Why is this important? Because traumatic loss and grief can have devastating effects on both the individual and the community – physically, emotionally, mentally and spiritually. From a strictly economic standpoint, the price tag for unresolved grief amounts to billions of dollars each year in lost productivity, lower job performance, and destructive coping (Ayers, et al., 2004), and the "hidden annual cost of grief in the workplace" related to grief after a loved one's death is estimated at $37.4 billion. In the case of premature or sudden and traumatic death, grief-stricken families are often overwhelmed by the enormity of the death of a loved one, and with little or no support from those around them all too easily may fall into a downward spiral of destructive coping behaviors (Kissane, 2000). 

In sum, we hope to help educate our community to improve standards of care to the bereaved, increase understanding and support to the bereaved, and provide hope for the future.

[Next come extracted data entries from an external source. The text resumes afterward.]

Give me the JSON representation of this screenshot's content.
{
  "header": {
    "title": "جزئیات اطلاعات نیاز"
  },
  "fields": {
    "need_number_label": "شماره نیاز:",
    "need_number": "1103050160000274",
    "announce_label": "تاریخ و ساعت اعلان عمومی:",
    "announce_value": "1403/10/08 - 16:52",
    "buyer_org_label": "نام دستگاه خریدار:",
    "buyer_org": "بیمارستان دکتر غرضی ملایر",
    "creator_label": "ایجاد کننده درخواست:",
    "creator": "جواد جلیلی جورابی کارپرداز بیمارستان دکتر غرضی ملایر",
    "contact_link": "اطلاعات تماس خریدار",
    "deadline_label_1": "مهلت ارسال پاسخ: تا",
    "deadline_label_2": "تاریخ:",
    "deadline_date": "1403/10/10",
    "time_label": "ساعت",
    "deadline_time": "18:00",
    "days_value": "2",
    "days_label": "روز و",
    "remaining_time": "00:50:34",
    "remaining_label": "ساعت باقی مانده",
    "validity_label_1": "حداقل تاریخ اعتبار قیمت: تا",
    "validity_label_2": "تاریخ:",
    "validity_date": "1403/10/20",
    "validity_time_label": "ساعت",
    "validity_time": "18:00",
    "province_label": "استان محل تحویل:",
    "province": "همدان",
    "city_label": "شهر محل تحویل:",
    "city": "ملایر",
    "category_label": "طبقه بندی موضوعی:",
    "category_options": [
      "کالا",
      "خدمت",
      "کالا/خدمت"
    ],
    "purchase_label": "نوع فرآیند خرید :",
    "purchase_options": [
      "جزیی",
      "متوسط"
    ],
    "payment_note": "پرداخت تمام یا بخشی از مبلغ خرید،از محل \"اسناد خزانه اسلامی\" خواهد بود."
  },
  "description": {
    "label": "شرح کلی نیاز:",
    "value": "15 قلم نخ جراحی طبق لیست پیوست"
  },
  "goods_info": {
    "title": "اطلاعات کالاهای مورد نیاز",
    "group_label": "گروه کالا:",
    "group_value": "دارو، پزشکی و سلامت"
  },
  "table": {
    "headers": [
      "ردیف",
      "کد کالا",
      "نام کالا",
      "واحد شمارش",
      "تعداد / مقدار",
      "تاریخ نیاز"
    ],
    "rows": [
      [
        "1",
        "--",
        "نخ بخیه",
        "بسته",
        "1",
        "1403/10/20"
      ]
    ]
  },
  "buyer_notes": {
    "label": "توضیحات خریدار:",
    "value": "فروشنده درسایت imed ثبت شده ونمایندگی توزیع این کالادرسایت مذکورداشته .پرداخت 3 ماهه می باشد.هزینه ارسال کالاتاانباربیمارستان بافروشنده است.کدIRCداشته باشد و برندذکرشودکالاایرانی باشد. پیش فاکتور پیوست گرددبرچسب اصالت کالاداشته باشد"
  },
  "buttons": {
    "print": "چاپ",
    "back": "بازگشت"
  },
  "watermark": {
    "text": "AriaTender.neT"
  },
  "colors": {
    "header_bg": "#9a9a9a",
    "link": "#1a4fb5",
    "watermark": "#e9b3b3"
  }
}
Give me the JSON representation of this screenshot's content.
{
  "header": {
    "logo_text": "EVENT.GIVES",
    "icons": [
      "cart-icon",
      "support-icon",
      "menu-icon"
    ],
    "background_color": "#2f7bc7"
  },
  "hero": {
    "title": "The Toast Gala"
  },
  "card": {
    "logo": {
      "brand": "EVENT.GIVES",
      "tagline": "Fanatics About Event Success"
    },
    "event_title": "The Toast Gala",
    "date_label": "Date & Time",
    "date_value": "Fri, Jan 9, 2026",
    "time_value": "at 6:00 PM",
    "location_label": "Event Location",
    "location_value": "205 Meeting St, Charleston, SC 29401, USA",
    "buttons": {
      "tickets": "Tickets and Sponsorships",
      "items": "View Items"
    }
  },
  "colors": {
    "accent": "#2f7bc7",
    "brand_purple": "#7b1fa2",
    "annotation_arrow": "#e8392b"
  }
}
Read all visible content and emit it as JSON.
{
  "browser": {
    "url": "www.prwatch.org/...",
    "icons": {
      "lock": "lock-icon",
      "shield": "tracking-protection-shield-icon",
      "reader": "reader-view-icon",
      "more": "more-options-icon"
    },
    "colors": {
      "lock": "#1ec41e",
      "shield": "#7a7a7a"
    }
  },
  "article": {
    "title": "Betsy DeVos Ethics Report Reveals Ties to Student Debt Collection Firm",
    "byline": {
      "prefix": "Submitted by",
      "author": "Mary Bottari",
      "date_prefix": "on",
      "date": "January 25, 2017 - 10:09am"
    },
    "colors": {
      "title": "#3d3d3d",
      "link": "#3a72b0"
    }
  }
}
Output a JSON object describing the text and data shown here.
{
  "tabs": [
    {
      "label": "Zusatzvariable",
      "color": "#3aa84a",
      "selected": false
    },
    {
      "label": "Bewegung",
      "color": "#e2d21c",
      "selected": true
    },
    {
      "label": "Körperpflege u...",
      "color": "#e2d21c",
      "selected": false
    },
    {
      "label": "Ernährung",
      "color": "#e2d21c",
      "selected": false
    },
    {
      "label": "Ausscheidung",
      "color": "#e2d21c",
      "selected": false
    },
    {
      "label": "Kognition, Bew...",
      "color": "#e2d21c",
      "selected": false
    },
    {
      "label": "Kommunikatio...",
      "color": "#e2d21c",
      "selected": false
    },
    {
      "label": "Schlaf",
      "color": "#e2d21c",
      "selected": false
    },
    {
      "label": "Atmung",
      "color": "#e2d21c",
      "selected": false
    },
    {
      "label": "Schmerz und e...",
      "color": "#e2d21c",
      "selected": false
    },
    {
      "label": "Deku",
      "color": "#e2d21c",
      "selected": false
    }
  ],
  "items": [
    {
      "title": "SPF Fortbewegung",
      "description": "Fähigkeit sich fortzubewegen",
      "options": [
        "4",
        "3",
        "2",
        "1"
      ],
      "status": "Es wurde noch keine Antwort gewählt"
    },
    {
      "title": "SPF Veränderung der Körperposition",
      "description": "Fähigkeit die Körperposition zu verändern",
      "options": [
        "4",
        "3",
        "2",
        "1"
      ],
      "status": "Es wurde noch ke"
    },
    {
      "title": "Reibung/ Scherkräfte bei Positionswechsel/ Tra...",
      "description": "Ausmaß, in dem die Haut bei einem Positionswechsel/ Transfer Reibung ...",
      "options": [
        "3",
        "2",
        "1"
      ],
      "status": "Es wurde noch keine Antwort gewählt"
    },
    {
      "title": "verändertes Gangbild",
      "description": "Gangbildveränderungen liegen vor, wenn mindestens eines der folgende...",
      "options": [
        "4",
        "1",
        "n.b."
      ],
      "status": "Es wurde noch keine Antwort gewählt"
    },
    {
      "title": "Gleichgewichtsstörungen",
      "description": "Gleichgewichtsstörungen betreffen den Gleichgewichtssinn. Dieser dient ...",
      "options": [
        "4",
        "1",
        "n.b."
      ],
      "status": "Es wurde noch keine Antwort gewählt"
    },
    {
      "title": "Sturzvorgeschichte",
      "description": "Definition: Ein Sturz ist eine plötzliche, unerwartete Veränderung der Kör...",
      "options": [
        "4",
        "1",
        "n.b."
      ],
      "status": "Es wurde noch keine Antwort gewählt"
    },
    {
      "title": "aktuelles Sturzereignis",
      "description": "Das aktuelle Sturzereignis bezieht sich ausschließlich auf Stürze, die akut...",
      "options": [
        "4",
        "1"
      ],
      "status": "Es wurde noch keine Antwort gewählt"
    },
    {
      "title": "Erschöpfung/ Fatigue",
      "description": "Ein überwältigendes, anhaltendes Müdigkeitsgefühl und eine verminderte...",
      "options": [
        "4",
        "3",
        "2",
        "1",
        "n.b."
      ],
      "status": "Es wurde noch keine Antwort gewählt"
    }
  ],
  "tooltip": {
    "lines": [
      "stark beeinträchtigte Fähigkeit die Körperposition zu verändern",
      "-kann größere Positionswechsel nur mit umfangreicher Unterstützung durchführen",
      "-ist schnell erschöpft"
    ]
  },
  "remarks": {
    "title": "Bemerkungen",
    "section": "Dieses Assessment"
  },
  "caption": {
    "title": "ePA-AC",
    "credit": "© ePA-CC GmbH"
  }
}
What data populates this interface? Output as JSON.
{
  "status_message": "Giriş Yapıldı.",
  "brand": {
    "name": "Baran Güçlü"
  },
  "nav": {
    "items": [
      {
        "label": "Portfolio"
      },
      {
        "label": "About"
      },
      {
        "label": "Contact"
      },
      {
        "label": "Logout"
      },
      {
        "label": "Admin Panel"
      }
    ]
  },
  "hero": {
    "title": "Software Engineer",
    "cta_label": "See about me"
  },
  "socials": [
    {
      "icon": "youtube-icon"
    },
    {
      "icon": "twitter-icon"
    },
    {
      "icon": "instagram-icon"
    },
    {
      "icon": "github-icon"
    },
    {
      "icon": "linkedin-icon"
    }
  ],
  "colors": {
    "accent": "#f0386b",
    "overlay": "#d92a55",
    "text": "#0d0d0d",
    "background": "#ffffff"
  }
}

If you know someone who may be interested, please pass along this link:

Monday, February 2, 2009

Newsweek issue: A Vast and Sudden Sadness

The Clark family
Photo by Miyo Strong

Today, Newsweek magazine featured the MISS Foundation in an article about memento mori photographing with the group Now I Lay Me Down To Sleep.  They interviewed me about my work with traumatic child death as well as one of my research studies on perinatal ritualization. It's a beautifully powerful and sensitive piece. It is the February 9, 2009 issue in case you'd like to pick up a copy.

In addition to the article citing my research, I was able to appear on the syndicated Newsweek radio show with reporter Claudia Kalb on February 1, 2009 (toward the end of the show). While much work remains, we've come a very long was from our distant and evasive past.

I'd personally like to thank Newsweek reporter, Claudia Kalb, for her interest in this important story and the apparent compassion and dignity she offered the families, and the magazine itself for this often-overlooked human interest story.


The soul still sings in the darkness telling of the beauty she found there; and daring us not to think that because she passed through such tortures of anguish, doubt, dread, and horror, as has been said, she ran any the more danger of being lost in the night. Nay, in the darkness did she, rather, find herself.